September 15, 2020 - Karessa Weir
Dr. Shahryar Minhas (pictured below), Assistant Professor of Political Science, has received a National Science Foundation grant to create a tool by which scholars can study civil conflict through a network perspective.
Nearly 70 percent of civil conflicts since 1956 have at least 3 active armed groups and nearly 30 percent have at least 10 groups, Dr. Minhas said, but most research only examines the interaction between the government and a single opposition group.
"Research has fallen short in measuring and modeling techniques that adequately capture network and relational characteristics essential to the data-generating process of conflict," Dr. Minhas said.
That's where conflictNet would come in.

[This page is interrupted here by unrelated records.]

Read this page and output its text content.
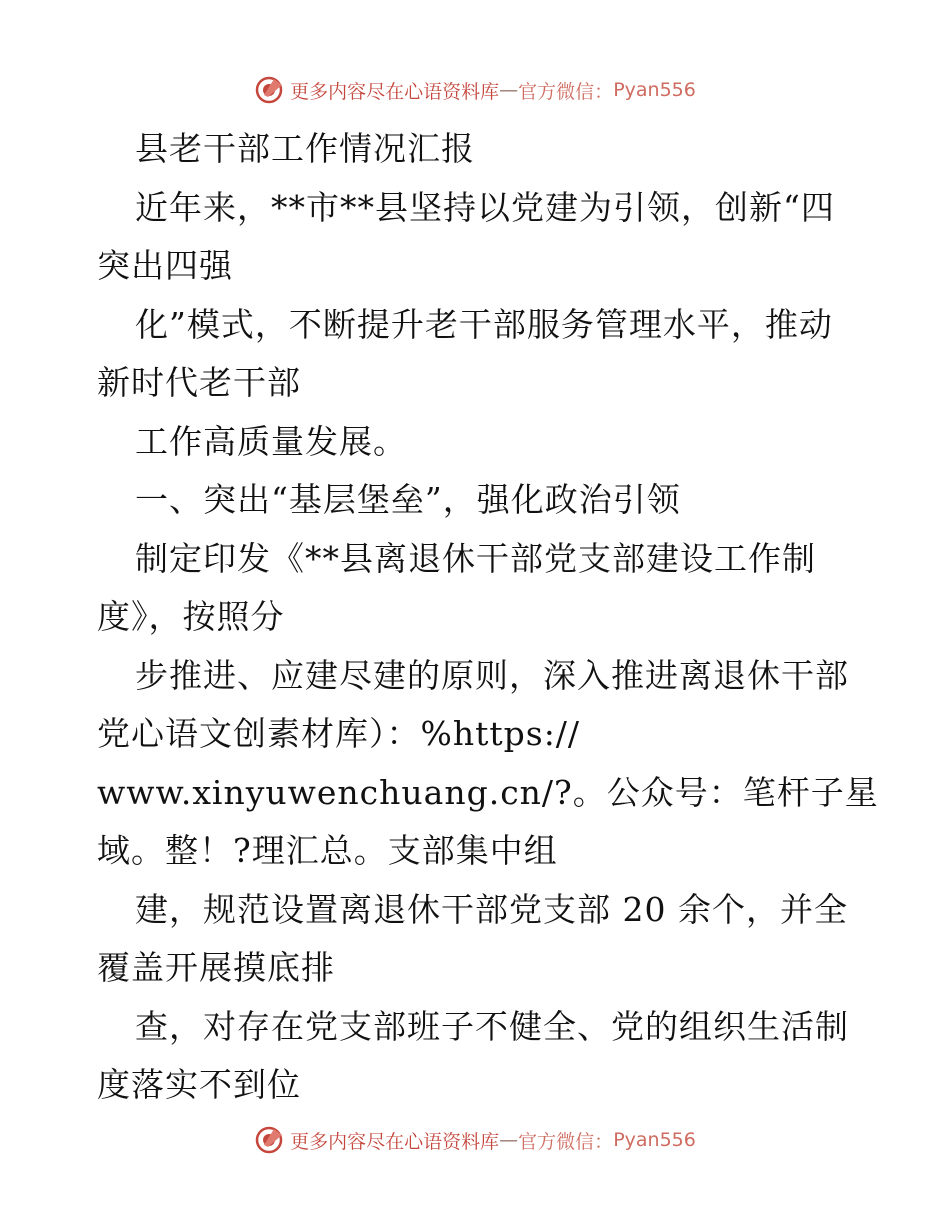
更多内容尽在心语资料库 — 官方微信： Pyan556
县老干部工作情况汇报
近年来，**市**县坚持以党建为引领，创新“四
突出四强
化”模式，不断提升老干部服务管理水平，推动
新时代老干部
工作高质量发展。
一、突出“基层堡垒”，强化政治引领
制定印发《**县离退休干部党支部建设工作制
度》，按照分
步推进、应建尽建的原则，深入推进离退休干部
党心语文创素材库）：%https://
www.xinyuwenchuang.cn/?。公众号：笔杆子星
域。整！?理汇总。支部集中组
建，规范设置离退休干部党支部 20 余个，并全
覆盖开展摸底排
查，对存在党支部班子不健全、党的组织生活制
度落实不到位
更多内容尽在心语资料库 — 官方微信： Pyan556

The website, combined with a user-friendly statistical package, will allow researchers to more easily conceptualize and study civil war through a network perspective.

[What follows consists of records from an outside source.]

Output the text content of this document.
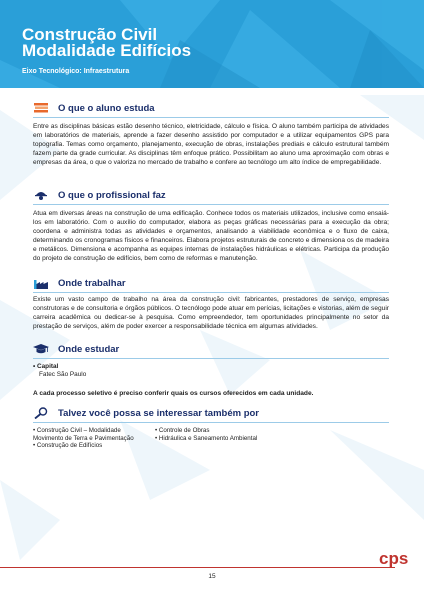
Construção Civil
Modalidade Edifícios
Eixo Tecnológico: Infraestrutura
O que o aluno estuda

Entre as disciplinas básicas estão desenho técnico, eletricidade, cálculo e física. O aluno também participa de atividades em laboratórios de materiais, aprende a fazer desenho assistido por computador e a utilizar equipamentos GPS para topografia. Temas como orçamento, planejamento, execução de obras, instalações prediais e cálculo estrutural também fazem parte da grade curricular. As disciplinas têm enfoque prático. Possibilitam ao aluno uma aproximação com obras e empresas da área, o que o valoriza no mercado de trabalho e confere ao tecnólogo um alto índice de empregabilidade.

O que o profissional faz

Atua em diversas áreas na construção de uma edificação. Conhece todos os materiais utilizados, inclusive como ensaiá-los em laboratório. Com o auxílio do computador, elabora as peças gráficas necessárias para a execução da obra; coordena e administra todas as atividades e orçamentos, analisando a viabilidade econômica e o fluxo de caixa, determinando os cronogramas físicos e financeiros. Elabora projetos estruturais de concreto e dimensiona os de madeira e metálicos. Dimensiona e acompanha as equipes internas de instalações hidráulicas e elétricas. Participa da produção do projeto de construção de edifícios, bem como de reformas e manutenção.

Onde trabalhar

Existe um vasto campo de trabalho na área da construção civil: fabricantes, prestadores de serviço, empresas construtoras e de consultoria e órgãos públicos. O tecnólogo pode atuar em perícias, licitações e vistorias, além de seguir carreira acadêmica ou dedicar-se à pesquisa. Como empreendedor, tem oportunidades principalmente no setor da prestação de serviços, além de poder exercer a responsabilidade técnica em algumas atividades.

Onde estudar
• Capital
Fatec São Paulo

A cada processo seletivo é preciso conferir quais os cursos oferecidos em cada unidade.

Talvez você possa se interessar também por
• Construção Civil – Modalidade
Movimento de Terra e Pavimentação
• Construção de Edifícios
• Controle de Obras
• Hidráulica e Saneamento Ambiental
cps
15
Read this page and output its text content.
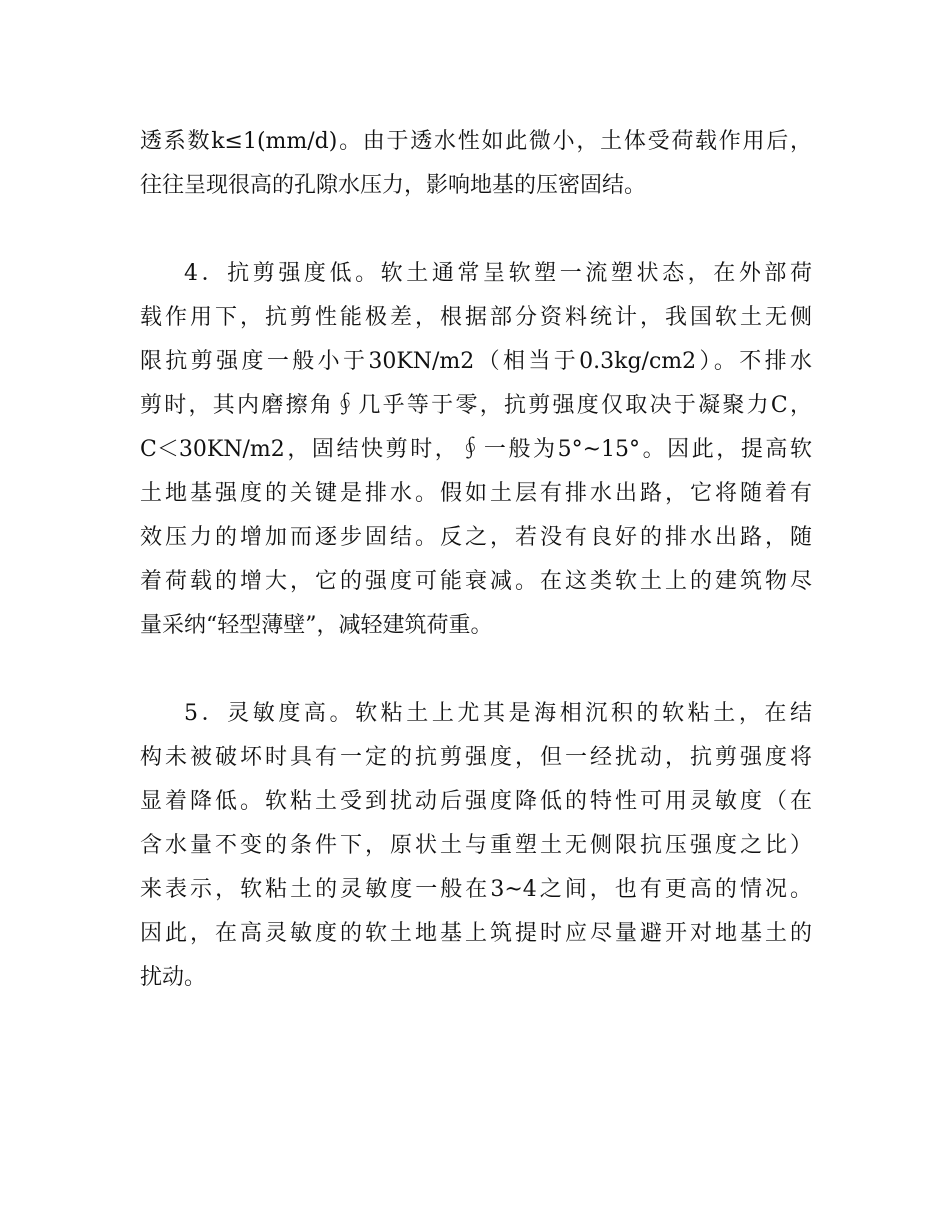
透系数k≤1(mm/d)。由于透水性如此微小，土体受荷载作用后，
往往呈现很高的孔隙水压力，影响地基的压密固结。
4．抗剪强度低。软土通常呈软塑一流塑状态，在外部荷
载作用下，抗剪性能极差，根据部分资料统计，我国软土无侧
限抗剪强度一般小于30KN/m2（相当于0.3kg/cm2）。不排水
剪时，其内磨擦角∮几乎等于零，抗剪强度仅取决于凝聚力C，
C＜30KN/m2，固结快剪时，∮一般为5°~15°。因此，提高软
土地基强度的关键是排水。假如土层有排水出路，它将随着有
效压力的增加而逐步固结。反之，若没有良好的排水出路，随
着荷载的增大，它的强度可能衰减。在这类软土上的建筑物尽
量采纳“轻型薄壁”，减轻建筑荷重。
5．灵敏度高。软粘土上尤其是海相沉积的软粘土，在结
构未被破坏时具有一定的抗剪强度，但一经扰动，抗剪强度将
显着降低。软粘土受到扰动后强度降低的特性可用灵敏度（在
含水量不变的条件下，原状土与重塑土无侧限抗压强度之比）
来表示，软粘土的灵敏度一般在3~4之间，也有更高的情况。
因此，在高灵敏度的软土地基上筑提时应尽量避开对地基土的
扰动。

"This project aims to unmasks the interdependent dynamics of civil conflict by conceptualizing actions and battles as a set of nodes and ties that constitute a network," Dr. Minhas said.

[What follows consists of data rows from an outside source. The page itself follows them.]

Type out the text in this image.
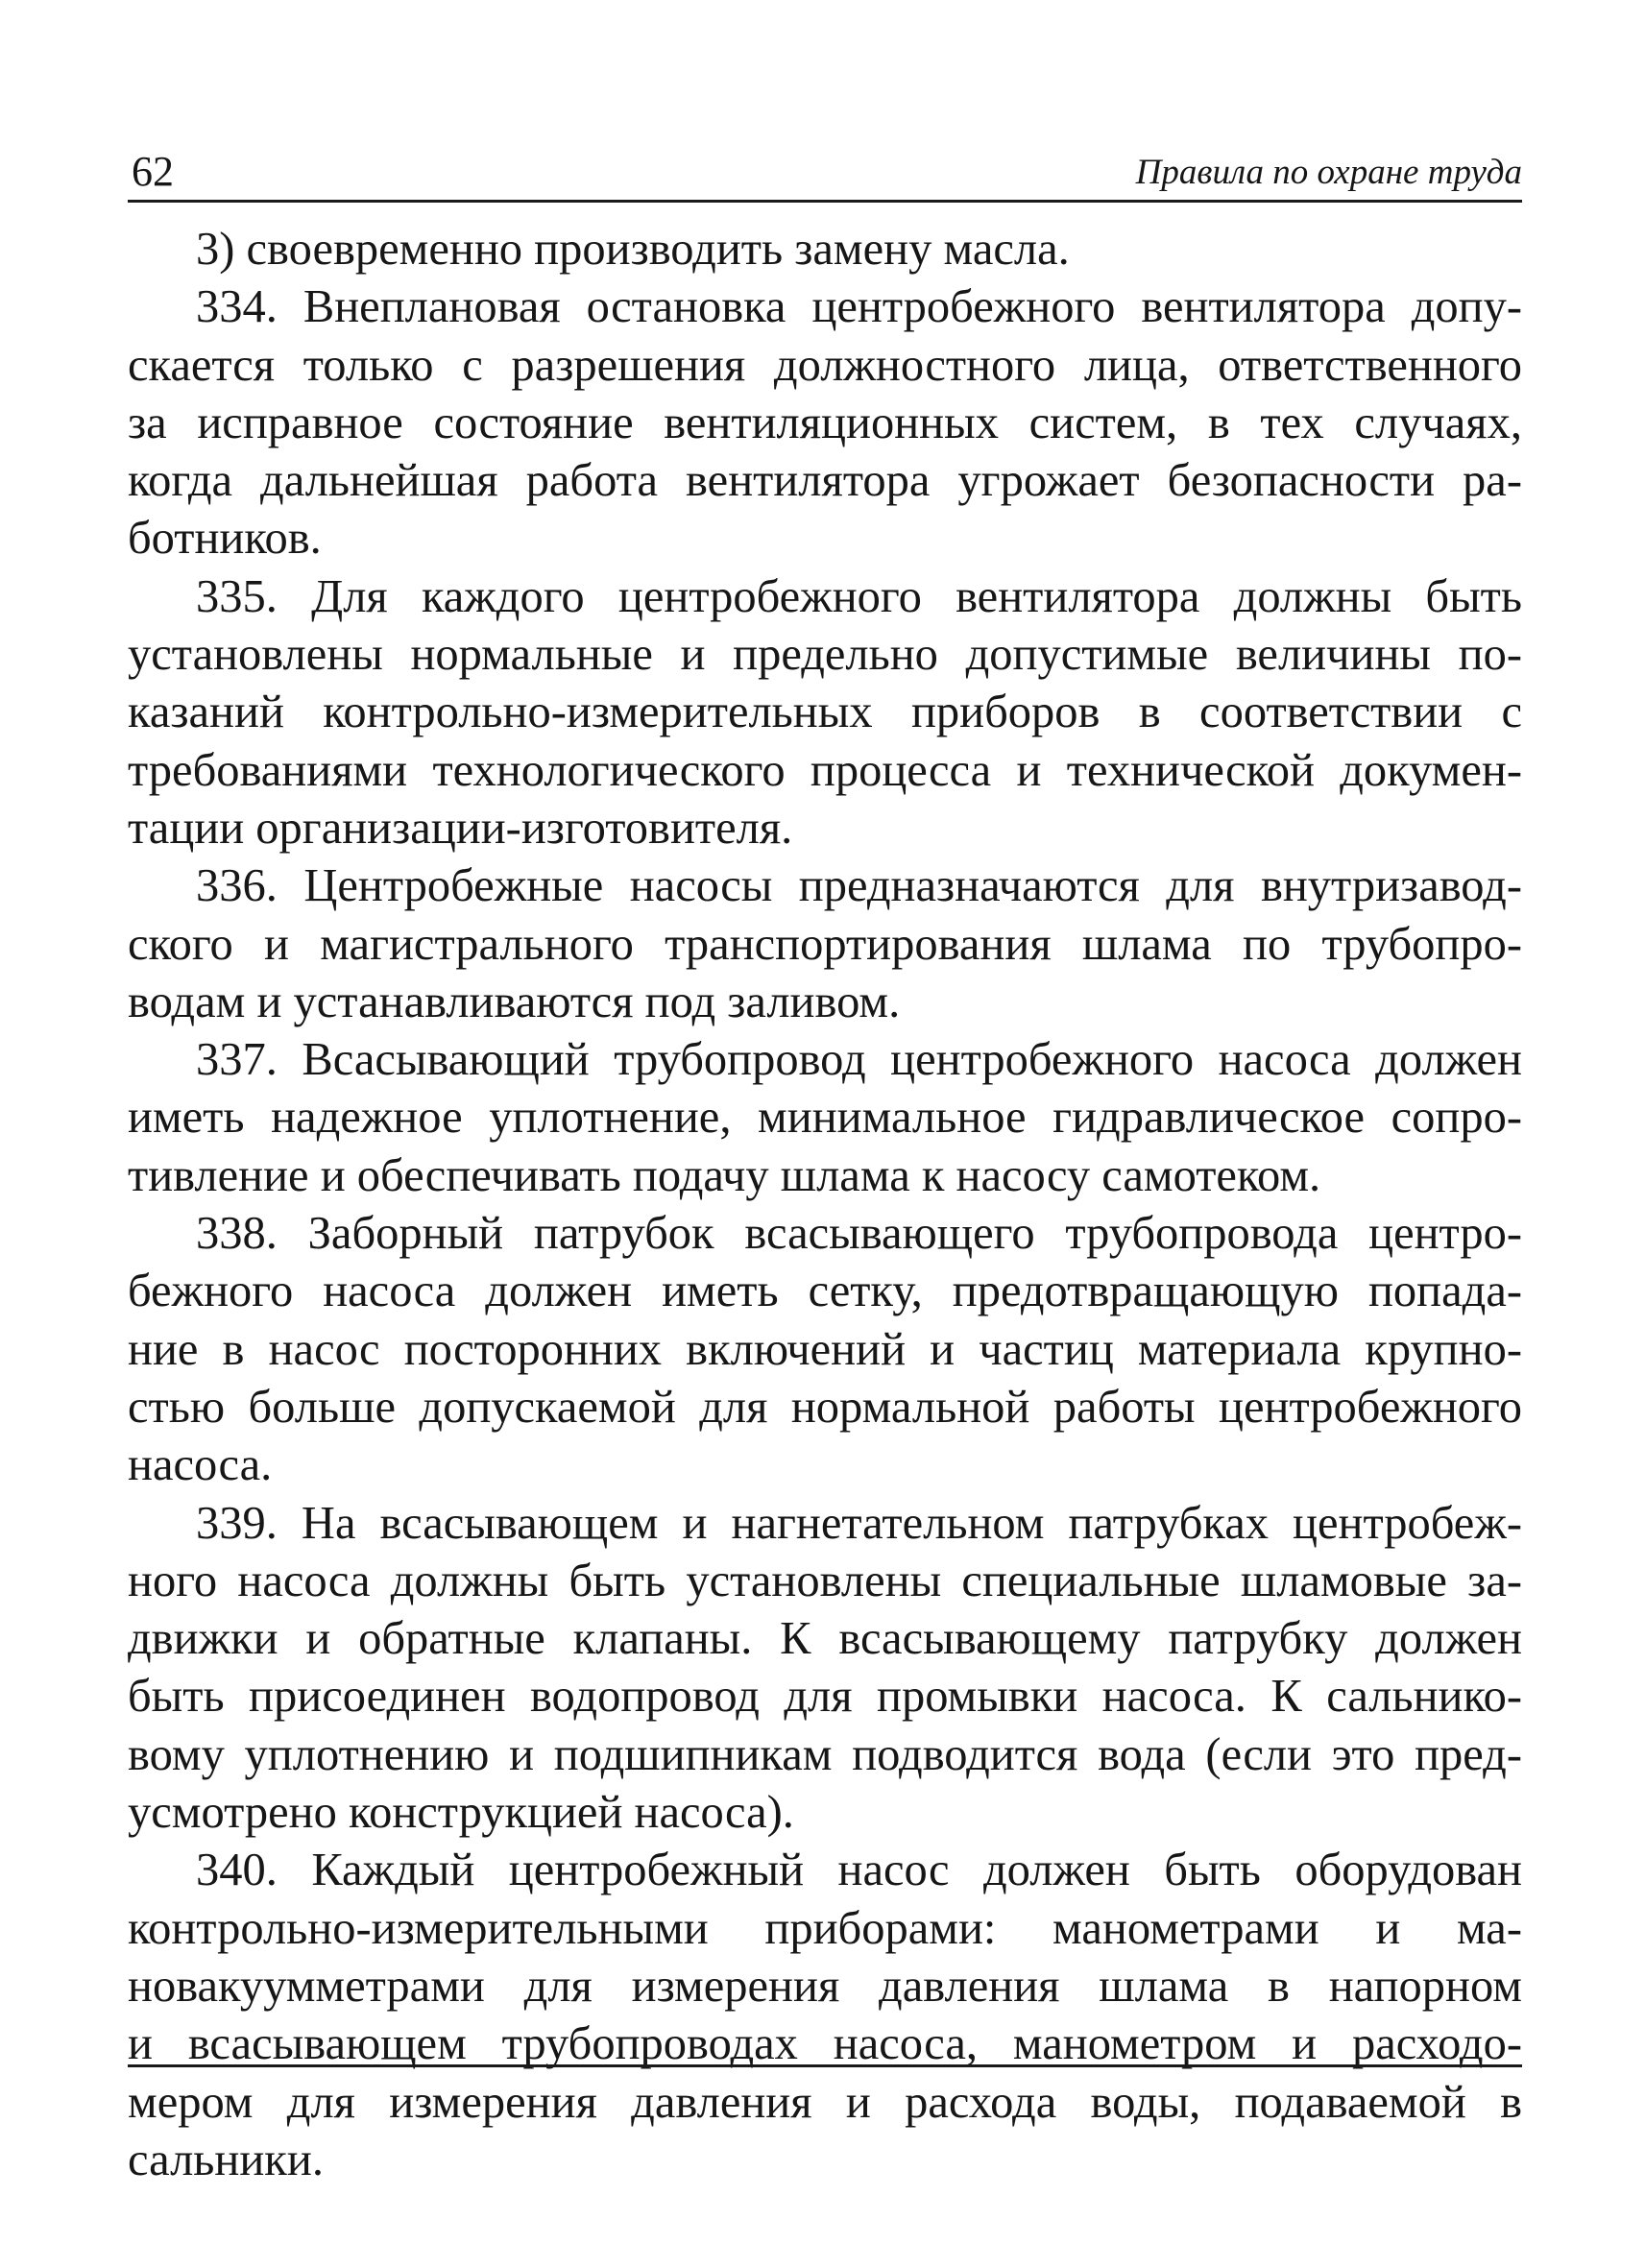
62	Правила по охране труда
3) своевременно производить замену масла.
334. Внеплановая остановка центробежного вентилятора допу-
скается только с разрешения должностного лица, ответственного
за исправное состояние вентиляционных систем, в тех случаях,
когда дальнейшая работа вентилятора угрожает безопасности ра-
ботников.
335. Для каждого центробежного вентилятора должны быть
установлены нормальные и предельно допустимые величины по-
казаний контрольно-измерительных приборов в соответствии с
требованиями технологического процесса и технической докумен-
тации организации-изготовителя.
336. Центробежные насосы предназначаются для внутризавод-
ского и магистрального транспортирования шлама по трубопро-
водам и устанавливаются под заливом.
337. Всасывающий трубопровод центробежного насоса должен
иметь надежное уплотнение, минимальное гидравлическое сопро-
тивление и обеспечивать подачу шлама к насосу самотеком.
338. Заборный патрубок всасывающего трубопровода центро-
бежного насоса должен иметь сетку, предотвращающую попада-
ние в насос посторонних включений и частиц материала крупно-
стью больше допускаемой для нормальной работы центробежного
насоса.
339. На всасывающем и нагнетательном патрубках центробеж-
ного насоса должны быть установлены специальные шламовые за-
движки и обратные клапаны. К всасывающему патрубку должен
быть присоединен водопровод для промывки насоса. К сальнико-
вому уплотнению и подшипникам подводится вода (если это пред-
усмотрено конструкцией насоса).
340. Каждый центробежный насос должен быть оборудован
контрольно-измерительными приборами: манометрами и ма-
новакуумметрами для измерения давления шлама в напорном
и всасывающем трубопроводах насоса, манометром и расходо-
мером для измерения давления и расхода воды, подаваемой в
сальники.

"As a result, users will be able to not only measure how network properties of conflict shape its evolution, but will also be able to more accurately test existing hypotheses related to the multi-actor nature of civil wars."
The award, titled "Collaborative Research: Mapping Relational Data in Civil Conflicts" is a 3 year, $289,000 grant.
According to NSF: ConflictNet will be a valuable contribution to the field and enable scholars interested in the analysis of current political events and civil conflict in two keys ways. First, from a modeling perspective, the creation of a tool that allows for the easy generation of network data on subnational-level conflict will improve the ability to conduct inference on the drivers of civil conflict, and operationalizing conflict between armed actors using a network perspective will allow for greater accuracy in forecasting future occurrences of conflict. Second, this project not only addresses critical gaps in the literature but also paves the way for new directions in intrastate conflict research: the prediction of battle-level incidents at fine-grained unit of analyses; new hypotheses on how violent events are conditional on the ebb and flow of group level characteristics, motivations, and socio-political connections; and a deeper understanding of how interdependence across armed actors escalates violence against civilians and poses new challenges for government actors.
Dr. Minhas specializes in International Relations and works with the Social Science Data Analytics Program (SSDA). He earned his PhD in Political Science and M.A. in Computational Economics at Duke University. His main research and teaching interests focus on the areas of political methodology, conflict studies, and international institutions.